First I’d like to say if you already plan on checking out the film, do yourself a favor and just watch it. Avoid the trailers or any talkbacks; this is a film that should be experienced with as little exposure to the plot as possible. Even with writing this review I’m trying to censor myself more than usual simply because this isn’t so much a film you watch over and over because of how great it is, it’s a film you instead go into for the experience of what the hell will happen next. Once the twists have been revealed, though, it’s still a fun viewing experience; it’s still just not the same thing. So here is your last chance to click away from the screen.
If you’re still reading, either you’ve seen the film already or you are still a little uncertain what to make of this film. Well, the film is done as a documentary directed by Adam Green and starring himself as well as his camera operator Will Barratt. Just about everyone in the film is playing themselves, whether it is directors Adam comes across at a horror convention or employees at his studio. The only character in the film that is not “real” is William Dekker (Ray Wise), and this is one hell of a fun character who has been created here. Dekker comes off as a raving nut that believes he knows of a place where monsters dwell beneath the surface, and he wants to take Green and his cameraman to the location so they can get proof that these monsters exist. To say any more truly would take us to spoiler territory, and I just can’t give up any more details.
If you were looking for a more straightforward film like Hatchet or Frozen, this isn’t that film, but don’t let the found-footage aesthetic scare you off, because this is something worth checking out for when all the lights are out. For those of you who were old enough to remember when The Blair Witch Project came out and how people would watch the film questioning what could be real, whatever happened in those final moments?
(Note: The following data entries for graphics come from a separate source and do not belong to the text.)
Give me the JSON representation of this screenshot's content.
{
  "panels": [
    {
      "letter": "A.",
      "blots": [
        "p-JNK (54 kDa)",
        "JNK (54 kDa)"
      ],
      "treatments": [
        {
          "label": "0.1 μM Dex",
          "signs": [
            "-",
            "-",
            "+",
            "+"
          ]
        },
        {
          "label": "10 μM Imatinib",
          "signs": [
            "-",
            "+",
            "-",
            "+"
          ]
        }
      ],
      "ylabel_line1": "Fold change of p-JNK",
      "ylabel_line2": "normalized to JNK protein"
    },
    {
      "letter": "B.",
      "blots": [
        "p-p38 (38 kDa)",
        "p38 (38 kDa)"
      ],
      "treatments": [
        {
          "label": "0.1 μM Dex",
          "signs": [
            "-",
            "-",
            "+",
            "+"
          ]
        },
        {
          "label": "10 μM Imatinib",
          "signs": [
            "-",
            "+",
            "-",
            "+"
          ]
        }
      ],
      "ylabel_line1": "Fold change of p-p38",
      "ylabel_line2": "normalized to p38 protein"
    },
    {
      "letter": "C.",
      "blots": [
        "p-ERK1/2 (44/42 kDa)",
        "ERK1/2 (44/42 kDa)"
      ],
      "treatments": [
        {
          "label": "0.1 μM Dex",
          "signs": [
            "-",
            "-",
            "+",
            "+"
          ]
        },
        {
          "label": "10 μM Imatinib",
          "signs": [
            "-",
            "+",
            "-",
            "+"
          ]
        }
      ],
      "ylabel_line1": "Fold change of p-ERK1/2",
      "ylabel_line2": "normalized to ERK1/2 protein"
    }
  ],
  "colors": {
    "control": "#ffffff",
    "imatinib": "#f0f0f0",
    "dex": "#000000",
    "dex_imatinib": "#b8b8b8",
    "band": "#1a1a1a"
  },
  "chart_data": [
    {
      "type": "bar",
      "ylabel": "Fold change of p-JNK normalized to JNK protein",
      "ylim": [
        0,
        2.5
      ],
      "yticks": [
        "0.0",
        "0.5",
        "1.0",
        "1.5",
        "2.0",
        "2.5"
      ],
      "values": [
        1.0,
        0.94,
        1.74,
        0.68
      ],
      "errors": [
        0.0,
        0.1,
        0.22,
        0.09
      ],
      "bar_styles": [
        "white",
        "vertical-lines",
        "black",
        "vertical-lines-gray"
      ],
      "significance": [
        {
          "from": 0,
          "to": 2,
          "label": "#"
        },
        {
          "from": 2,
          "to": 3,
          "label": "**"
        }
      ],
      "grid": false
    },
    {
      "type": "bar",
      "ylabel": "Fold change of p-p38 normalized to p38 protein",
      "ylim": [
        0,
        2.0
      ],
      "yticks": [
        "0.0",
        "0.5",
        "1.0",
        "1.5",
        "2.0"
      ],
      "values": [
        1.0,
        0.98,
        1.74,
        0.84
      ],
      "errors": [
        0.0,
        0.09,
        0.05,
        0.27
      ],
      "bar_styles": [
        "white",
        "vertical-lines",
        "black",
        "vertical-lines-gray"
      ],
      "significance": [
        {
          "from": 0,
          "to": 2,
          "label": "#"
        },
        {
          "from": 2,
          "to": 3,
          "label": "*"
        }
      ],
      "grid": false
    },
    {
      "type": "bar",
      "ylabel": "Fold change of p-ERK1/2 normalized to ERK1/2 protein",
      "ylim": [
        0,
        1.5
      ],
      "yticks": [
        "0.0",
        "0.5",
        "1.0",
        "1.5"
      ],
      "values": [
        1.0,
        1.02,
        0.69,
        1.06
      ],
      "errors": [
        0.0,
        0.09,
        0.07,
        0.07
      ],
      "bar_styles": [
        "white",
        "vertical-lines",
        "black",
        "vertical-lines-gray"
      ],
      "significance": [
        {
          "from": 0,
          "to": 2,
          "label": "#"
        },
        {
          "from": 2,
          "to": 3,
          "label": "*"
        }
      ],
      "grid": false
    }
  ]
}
Digging Up the Marrow takes me back to that film and that experience, and of course I know this is only a movie, but I absolutely love the approach taken with this film to attempt to document monsters.
The biggest complaint I see the film getting is of course the “shaky cam” effect being a nuisance, but really there isn’t that much to complain about. When it comes to Green’s performance, it was a good move on his part to play a version of himself, and to be fair, Wise does such a good job that he steals just about every moment in the film. It was still a risk on Green’s part to star in his own film, but under the circumstances it worked. It worked because I saw myself asking the same questions and reacting the same way as numerous other horror fans would if it were them getting the opportunity to expose the truth about monsters. The balance of fear, excitement and denial is just what you’d expect. As for what worked the best, the restraint used and always keeping in mind less can be so much more effective than throwing it all on the screen.
This is one of those films, though, I see dividing fans, those who love it and those that will love to hate on it. It’s a ride for everyone who enjoys horror and the stories about the monsters in the darkness that go bump in the night. Though it’s only a movie, the question still remains, what would you do if you were to discover monsters were real?